Pendant trois siècles, l’Écosse a multiplié les exactions contre les personnes accusées de sorcellerie, faisant plusieurs milliers de victimes à travers le pays. 85 % d’entre elles étaient des femmes. L’avocate Claire Mitchell et l’autrice Zoe Venditozzi militent aujourd’hui pour que des excuses publiques soient présentées par l’État écossais à l’occasion du 8 mars.

Witches of Scotland, dans le cimetière de Dundee,
ville où fut exécutée en 1669 Grissell Jaffray,
la « dernière sorcière d’Écosse ». © Julien Marsault
Des nuées de touristes se pressent régulièrement dans la charmante vieille ville d’Édimbourg pour moquer les vilaines sorcières lors de démonstrations théâtrales. Durant Halloween, chapeaux pointus, balais et verrues sont légion. Mais, derrière cette image d’Épinal, se cache une dure réalité.
Du XVe au XVIIIe siècle, l’Écosse a mené une guerre redoutable contre la sorcellerie. En pleine panique satanique, plusieurs milliers de femmes en ont été accusées. Une grande partie d’entre elles se sont retrouvées au bûcher, étranglées devant une foule haineuse avant que leur corps ne finisse en cendres, pour avoir, soi-disant, lancé une malédiction contre leur voisin ou à cause de simples rumeurs. Des exactions d’une ampleur unique en Europe et activement soutenues par l’Église. Une période sombre de l’histoire écossaise qui a duré jusqu’à la révocation du Witchcraft Act – la loi qui punit de telles pratiques – en 1736.
Trois siècles plus tard, l’avocate Claire Mitchell et l’autrice Zoe Venditozzi militent pour que justice soit rendue à ces innocentes victimes de féminicides. Les deux activistes écossaises sont à l’origine de la campagne Witches of Scotland, lancée en 2020, pour que l’état gracie à titre posthume les victimes de ces atrocités.
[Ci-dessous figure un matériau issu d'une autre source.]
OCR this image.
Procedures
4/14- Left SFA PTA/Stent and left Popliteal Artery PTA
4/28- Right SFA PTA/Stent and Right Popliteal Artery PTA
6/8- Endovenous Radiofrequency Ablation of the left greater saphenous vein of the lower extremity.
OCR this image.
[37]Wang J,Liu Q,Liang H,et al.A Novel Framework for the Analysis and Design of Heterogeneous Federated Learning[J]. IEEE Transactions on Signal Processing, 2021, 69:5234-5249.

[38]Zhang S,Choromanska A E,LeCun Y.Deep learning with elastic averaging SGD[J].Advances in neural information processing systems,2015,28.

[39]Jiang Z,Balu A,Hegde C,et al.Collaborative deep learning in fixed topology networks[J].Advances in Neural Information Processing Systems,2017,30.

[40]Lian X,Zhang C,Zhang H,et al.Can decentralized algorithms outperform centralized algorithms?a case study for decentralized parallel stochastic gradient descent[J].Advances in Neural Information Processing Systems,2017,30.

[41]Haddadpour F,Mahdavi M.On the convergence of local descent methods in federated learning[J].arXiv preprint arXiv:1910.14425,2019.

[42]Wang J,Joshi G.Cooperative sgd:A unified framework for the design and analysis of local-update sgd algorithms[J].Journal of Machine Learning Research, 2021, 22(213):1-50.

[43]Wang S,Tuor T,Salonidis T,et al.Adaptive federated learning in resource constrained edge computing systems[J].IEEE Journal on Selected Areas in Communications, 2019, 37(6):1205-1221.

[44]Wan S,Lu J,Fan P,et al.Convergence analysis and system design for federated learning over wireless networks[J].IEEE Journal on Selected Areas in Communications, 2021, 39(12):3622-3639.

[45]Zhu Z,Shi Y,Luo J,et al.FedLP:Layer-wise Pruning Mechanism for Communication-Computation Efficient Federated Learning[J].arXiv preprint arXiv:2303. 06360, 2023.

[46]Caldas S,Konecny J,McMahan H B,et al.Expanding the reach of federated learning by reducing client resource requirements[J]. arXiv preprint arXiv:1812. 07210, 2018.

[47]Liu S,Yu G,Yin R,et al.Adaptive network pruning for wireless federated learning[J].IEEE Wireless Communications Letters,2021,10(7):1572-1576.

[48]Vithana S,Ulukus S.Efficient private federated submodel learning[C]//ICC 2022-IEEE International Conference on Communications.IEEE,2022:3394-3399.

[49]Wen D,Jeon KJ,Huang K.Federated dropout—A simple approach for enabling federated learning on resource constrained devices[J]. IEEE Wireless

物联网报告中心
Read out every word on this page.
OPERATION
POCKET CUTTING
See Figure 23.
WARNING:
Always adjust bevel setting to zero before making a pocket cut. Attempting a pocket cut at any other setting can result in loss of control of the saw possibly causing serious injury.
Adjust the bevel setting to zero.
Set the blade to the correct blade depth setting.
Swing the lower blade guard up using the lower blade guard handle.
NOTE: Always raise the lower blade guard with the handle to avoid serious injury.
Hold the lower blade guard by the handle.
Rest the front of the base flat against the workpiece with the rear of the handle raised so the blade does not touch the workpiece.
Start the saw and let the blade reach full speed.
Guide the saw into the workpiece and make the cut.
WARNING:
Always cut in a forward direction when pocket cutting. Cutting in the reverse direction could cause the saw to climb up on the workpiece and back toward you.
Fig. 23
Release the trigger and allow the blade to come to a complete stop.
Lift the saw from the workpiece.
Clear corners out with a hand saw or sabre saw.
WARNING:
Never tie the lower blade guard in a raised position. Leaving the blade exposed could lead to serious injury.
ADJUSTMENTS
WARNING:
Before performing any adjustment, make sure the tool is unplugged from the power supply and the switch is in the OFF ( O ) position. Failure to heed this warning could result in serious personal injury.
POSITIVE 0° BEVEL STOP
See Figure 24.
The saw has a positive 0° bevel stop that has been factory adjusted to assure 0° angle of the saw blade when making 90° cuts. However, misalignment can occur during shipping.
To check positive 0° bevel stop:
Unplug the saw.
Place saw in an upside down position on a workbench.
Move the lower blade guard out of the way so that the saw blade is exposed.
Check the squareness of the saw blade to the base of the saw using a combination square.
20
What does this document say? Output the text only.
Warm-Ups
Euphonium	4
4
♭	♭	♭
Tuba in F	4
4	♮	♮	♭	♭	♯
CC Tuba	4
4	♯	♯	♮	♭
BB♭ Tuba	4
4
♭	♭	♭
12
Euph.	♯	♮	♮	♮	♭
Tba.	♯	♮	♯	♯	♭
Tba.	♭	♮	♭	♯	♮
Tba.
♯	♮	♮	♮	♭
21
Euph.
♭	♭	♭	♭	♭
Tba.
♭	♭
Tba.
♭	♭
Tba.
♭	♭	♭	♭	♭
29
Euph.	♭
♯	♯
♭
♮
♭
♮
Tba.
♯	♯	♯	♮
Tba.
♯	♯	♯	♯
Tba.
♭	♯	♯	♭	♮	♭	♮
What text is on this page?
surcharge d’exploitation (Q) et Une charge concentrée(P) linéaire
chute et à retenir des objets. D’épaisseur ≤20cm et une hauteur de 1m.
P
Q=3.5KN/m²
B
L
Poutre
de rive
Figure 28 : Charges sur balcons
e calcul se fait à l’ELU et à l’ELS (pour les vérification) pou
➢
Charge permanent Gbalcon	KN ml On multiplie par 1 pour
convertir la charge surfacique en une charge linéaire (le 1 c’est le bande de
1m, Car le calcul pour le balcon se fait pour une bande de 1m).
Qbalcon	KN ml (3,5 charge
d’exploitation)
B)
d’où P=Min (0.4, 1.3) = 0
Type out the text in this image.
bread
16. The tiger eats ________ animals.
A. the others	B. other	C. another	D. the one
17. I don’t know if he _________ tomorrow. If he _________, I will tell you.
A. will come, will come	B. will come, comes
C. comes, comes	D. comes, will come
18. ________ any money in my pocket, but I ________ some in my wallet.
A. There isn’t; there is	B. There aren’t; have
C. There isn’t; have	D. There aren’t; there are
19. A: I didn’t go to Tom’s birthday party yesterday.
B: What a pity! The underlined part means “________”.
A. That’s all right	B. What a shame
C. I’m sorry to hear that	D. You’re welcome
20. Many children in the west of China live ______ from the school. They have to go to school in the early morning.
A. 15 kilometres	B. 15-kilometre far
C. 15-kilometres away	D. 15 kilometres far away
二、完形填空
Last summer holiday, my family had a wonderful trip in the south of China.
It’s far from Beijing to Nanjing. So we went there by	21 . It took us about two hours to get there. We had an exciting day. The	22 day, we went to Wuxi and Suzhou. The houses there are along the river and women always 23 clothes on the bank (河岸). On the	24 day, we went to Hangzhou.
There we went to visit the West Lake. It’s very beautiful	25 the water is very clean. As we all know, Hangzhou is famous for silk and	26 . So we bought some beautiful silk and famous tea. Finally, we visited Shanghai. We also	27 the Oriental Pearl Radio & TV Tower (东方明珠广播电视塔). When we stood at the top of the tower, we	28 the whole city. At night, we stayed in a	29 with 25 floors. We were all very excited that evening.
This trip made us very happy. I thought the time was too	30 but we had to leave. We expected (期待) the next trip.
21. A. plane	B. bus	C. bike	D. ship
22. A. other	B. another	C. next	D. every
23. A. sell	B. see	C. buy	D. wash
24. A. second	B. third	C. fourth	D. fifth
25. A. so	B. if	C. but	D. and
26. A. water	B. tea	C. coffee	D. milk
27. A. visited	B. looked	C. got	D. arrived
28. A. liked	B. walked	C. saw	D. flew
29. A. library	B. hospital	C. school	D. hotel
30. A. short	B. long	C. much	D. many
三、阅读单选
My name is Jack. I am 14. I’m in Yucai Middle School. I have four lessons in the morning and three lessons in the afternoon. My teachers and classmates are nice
À l’instar de la Chambre des représentants du Massachusetts, aux États-Unis, qui a officiellement réhabilité en 2001 les sorcières de Salem, jugées lors de tragiques procès de février 1692 à mai 1693.

« Maggie Wall brûla ici en 1657
en tant que sorcière. »
Un fait dont aucun historien n’a trouvé trace.
© Julien Marsault
Autre demande des activistes : la création d’un mémorial national, comme l’a fait la Norvège, avec le Steilneset Memorial, structure d’acier inaugurée en 2011 à Vardø, en bord de mer. Les personnes désireuses de se confronter au passé de ce pays se retrouvent face à une chaise de laquelle s’échappe une flamme solitaire, un jeu de miroirs reflétant les visiteur·euses comme autant de juges encerclant le·la condamné·e.
C’est en réfléchissant à la représentation de ces femmes dans les livres d’histoire, mais aussi au sein de l’espace public, que Claire Mitchell, avocate renommée, profondément féministe, a décidé d’agir. « Un jour, je promenais mon chien et, en regardant autour de moi, je me suis demandé pourquoi il n’y avait pas de statue, de monument dédié à cela », raconte la militante, rencontrée dans la ville de Dundee, où elle exerce. Ici, la dernière sorcière présumée a été exécutée en 1669. De Grissell Jaffray ne reste qu’une mosaïque colorée au centre de la ville, au détour d’une ruelle étroite. Ainsi que quelques informations sur son passé, bien difficiles à déchiffrer. Pour combien d’autres victimes tombées dans les oubliettes du passé ?
Du podcast à la pétition
Si quelques traces de ces faits historiques existent à travers le pays, cette période reste floue pour une bonne partie de la population. C’est pourquoi Claire et l’autrice Zoe Venditozzi, rencontrée lors d’un mariage, décident, en 2020, de créer un podcast sur le sujet et d’interpeller les autorités. La campagne Witches of Scotland est lancée.